VERS LA NOUVELLE JÉRUSALEM
Bienvenue !
VERS LA NOUVELLE JÉRUSALEM

Forum Catholique Romain sous la protection de Saint Michel Archange !

La reproduction du contenu de ce site est permise, à la condition d'en citer la provenance, y incluant l'adresse de notre site, https://nouvellejerusalem.forumactif.com/

Merci !
VERS LA NOUVELLE JÉRUSALEM

Forum Catholique sous la protection de Saint-Michel
 
AccueilAccueil  PortailPortail  GalerieGalerie  S'enregistrerS'enregistrer  ConnexionConnexion  ForumForum  

 

  Marthe Robin : Un psychiatre témoigne

Aller en bas 
AuteurMessage
Stan
Admin
Stan

Date d'inscription : 30/08/2010
Localisation : Québec, Canada

 Marthe Robin : Un psychiatre témoigne Empty
MessageSujet: Marthe Robin : Un psychiatre témoigne    Marthe Robin : Un psychiatre témoigne Icon_minitimeMar Sep 15 2020, 12:45

Citation :

Marthe Robin :
Un psychiatre témoigne

 Marthe Robin : Un psychiatre témoigne Marthe-Robin-1902-1981_0_1317_878

Le docteur Assailly, neuropsychiatre, a eu la possibilité d’examiner le corps
et l’esprit de Marthe Robin. Dans son livre, il apporte un témoignage
scientifique sur les aspects extraordinaires de cette vie mystique.
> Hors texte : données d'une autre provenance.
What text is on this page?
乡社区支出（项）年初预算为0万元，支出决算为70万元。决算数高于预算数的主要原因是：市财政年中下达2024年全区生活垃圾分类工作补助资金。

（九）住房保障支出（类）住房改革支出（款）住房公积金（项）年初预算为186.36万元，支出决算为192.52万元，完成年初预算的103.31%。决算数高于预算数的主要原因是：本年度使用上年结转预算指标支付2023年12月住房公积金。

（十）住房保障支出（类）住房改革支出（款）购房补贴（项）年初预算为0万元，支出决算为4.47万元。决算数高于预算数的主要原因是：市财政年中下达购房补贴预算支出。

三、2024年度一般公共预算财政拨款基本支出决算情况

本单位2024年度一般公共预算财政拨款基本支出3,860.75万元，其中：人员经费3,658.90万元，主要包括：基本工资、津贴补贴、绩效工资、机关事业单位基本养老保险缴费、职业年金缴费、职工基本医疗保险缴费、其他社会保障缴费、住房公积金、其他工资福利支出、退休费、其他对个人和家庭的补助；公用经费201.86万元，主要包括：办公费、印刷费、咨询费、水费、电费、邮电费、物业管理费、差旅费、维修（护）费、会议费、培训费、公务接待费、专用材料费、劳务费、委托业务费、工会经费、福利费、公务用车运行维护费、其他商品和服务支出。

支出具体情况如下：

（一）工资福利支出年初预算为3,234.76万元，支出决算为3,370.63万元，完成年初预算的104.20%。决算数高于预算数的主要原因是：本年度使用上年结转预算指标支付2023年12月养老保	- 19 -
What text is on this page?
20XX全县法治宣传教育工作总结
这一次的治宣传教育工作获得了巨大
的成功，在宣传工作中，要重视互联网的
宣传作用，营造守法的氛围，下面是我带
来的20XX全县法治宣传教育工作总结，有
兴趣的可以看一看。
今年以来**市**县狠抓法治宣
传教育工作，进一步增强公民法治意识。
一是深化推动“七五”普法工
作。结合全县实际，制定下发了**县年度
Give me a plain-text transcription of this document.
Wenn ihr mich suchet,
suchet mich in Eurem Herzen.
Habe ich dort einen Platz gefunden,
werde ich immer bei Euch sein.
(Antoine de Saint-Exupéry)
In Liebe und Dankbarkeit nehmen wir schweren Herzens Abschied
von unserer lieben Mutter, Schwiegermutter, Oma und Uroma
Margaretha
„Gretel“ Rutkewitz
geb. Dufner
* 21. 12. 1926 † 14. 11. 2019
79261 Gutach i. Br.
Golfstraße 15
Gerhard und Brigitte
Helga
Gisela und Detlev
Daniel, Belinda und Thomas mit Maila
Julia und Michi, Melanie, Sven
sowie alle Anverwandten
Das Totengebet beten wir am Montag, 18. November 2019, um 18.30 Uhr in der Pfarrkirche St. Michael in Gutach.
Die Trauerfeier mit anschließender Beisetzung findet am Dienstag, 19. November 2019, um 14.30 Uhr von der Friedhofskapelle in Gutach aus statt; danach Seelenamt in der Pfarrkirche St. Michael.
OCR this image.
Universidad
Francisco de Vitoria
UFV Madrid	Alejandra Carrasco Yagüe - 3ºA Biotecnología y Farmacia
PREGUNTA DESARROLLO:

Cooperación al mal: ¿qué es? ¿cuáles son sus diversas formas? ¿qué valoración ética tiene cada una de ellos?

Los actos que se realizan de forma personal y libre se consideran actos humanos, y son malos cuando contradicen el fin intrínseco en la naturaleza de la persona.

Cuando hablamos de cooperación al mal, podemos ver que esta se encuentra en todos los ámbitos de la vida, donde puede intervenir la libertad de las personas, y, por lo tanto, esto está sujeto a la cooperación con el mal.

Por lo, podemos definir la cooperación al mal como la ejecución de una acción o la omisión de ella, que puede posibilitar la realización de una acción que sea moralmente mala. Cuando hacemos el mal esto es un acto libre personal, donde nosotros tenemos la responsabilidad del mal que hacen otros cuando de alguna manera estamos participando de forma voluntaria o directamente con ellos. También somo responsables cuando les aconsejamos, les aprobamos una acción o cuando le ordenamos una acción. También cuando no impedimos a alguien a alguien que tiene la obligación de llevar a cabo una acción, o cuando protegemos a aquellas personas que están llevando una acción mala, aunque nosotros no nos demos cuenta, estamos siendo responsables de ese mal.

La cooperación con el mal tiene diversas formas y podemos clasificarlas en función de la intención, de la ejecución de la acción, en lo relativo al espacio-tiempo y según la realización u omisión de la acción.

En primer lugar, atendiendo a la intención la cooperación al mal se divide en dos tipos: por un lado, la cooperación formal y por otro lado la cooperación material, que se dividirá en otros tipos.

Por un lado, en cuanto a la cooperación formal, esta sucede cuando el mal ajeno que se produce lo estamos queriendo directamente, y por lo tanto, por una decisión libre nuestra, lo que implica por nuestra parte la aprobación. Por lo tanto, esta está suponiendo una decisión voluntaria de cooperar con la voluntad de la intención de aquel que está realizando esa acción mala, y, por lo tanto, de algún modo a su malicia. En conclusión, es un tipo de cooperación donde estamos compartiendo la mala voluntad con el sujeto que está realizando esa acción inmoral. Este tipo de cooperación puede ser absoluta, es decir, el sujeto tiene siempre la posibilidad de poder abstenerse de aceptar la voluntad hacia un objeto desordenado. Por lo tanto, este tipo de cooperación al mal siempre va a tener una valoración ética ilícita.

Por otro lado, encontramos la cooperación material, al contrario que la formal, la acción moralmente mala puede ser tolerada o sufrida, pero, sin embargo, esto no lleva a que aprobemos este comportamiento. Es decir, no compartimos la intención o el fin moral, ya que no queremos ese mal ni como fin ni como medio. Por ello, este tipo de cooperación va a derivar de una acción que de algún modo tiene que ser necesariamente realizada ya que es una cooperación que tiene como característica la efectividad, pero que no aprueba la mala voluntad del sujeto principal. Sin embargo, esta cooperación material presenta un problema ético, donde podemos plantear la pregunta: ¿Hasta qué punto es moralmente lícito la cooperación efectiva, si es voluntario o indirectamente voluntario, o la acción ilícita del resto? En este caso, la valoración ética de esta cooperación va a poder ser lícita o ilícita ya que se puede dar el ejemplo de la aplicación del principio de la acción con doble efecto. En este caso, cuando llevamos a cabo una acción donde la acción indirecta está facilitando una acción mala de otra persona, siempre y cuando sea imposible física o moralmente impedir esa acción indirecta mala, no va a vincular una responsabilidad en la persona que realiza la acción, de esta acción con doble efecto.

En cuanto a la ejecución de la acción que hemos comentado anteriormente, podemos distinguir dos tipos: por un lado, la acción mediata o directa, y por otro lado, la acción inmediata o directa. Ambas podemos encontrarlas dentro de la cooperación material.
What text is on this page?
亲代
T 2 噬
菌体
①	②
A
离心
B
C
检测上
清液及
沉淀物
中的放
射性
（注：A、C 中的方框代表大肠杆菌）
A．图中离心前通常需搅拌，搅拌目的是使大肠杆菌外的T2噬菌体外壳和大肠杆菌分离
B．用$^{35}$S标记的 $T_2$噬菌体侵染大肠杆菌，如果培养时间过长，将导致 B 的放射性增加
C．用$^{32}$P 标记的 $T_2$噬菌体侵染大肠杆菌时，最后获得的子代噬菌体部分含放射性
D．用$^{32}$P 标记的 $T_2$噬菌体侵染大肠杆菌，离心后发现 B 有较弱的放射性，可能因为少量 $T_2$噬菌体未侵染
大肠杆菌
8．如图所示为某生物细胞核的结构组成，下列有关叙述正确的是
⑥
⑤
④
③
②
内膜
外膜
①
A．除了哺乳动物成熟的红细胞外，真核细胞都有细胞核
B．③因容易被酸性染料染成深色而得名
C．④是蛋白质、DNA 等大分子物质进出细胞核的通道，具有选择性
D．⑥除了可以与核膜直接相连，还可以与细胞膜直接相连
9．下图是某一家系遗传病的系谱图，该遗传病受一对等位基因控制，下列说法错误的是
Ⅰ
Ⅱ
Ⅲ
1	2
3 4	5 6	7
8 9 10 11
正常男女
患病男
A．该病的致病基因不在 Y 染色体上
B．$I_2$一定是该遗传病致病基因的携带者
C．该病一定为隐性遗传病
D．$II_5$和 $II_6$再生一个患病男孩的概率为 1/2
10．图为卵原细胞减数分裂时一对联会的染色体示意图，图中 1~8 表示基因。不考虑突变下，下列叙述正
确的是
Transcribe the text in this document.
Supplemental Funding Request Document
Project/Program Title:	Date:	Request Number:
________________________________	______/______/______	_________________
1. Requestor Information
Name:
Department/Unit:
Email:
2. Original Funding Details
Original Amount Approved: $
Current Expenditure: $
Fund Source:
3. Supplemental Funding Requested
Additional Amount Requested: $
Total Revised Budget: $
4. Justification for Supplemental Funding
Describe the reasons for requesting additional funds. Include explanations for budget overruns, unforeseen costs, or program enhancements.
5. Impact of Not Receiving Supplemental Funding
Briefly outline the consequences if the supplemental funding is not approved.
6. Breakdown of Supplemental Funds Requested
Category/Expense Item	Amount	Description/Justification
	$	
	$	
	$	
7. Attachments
Pourquoi avez-vous écrit ce livre ?

C’est à la demande de mes confrères, incrédules d’ailleurs, que je me suis
exécuté : il leur fallait un ouvrage clair, bref et qui soit lisible. En effet, les
esprits étaient très montés contre Marthe Robin, les journaux parlaient de
« supercherie magistrale », et l’accusation d’hystérie lancée par le docteur
Mottet qui ne l’avait jamais rencontrée, était très grave.

Que signifie, en quelques mots, l’hystérie ?

L’hystérie se manifeste par la mythomanie, la vanité souvent puérile, et
l’hypersuggestibilité du malade. Or si l’on considère Marthe, il n’y avait
rien de tout cela.

Mais comment pouvez-vous affirmer, après seulement cinq
entretiens, que Marthe Robin était saine d’esprit ?


C’est très simple ! Nous avons eu très vite une relation de collaboration.
N’oubliez pas que c’est à son initiative que je suis venu la voir la première fois :
« Nous allons collaborer ! » m’a-t-elle dit. Et nous avons collaboré pendant
trente ans, ce qui eut été impensable avec une malade.

Quel genre de collaboration ?

Je confiais certains de mes patients à Marthe. Elle parlait peu, quelquefois
pas du tout, car comme m’expliquait le père Finet « elle s’enfonce dans sa
prière et sa souffrance ». Mais j’ai vu les fruits de cette collaboration pour mes
malades, fruits dont évidemment le secret professionnel m’empêche de
témoigner mais qui sont là, bien réels et éclatants.

Vous dites dans votre livre que vous avez pu examiner Marthe une fois. Quelle
valeur médicale accorder à cet unique examen fait à la lueur d’une torche ?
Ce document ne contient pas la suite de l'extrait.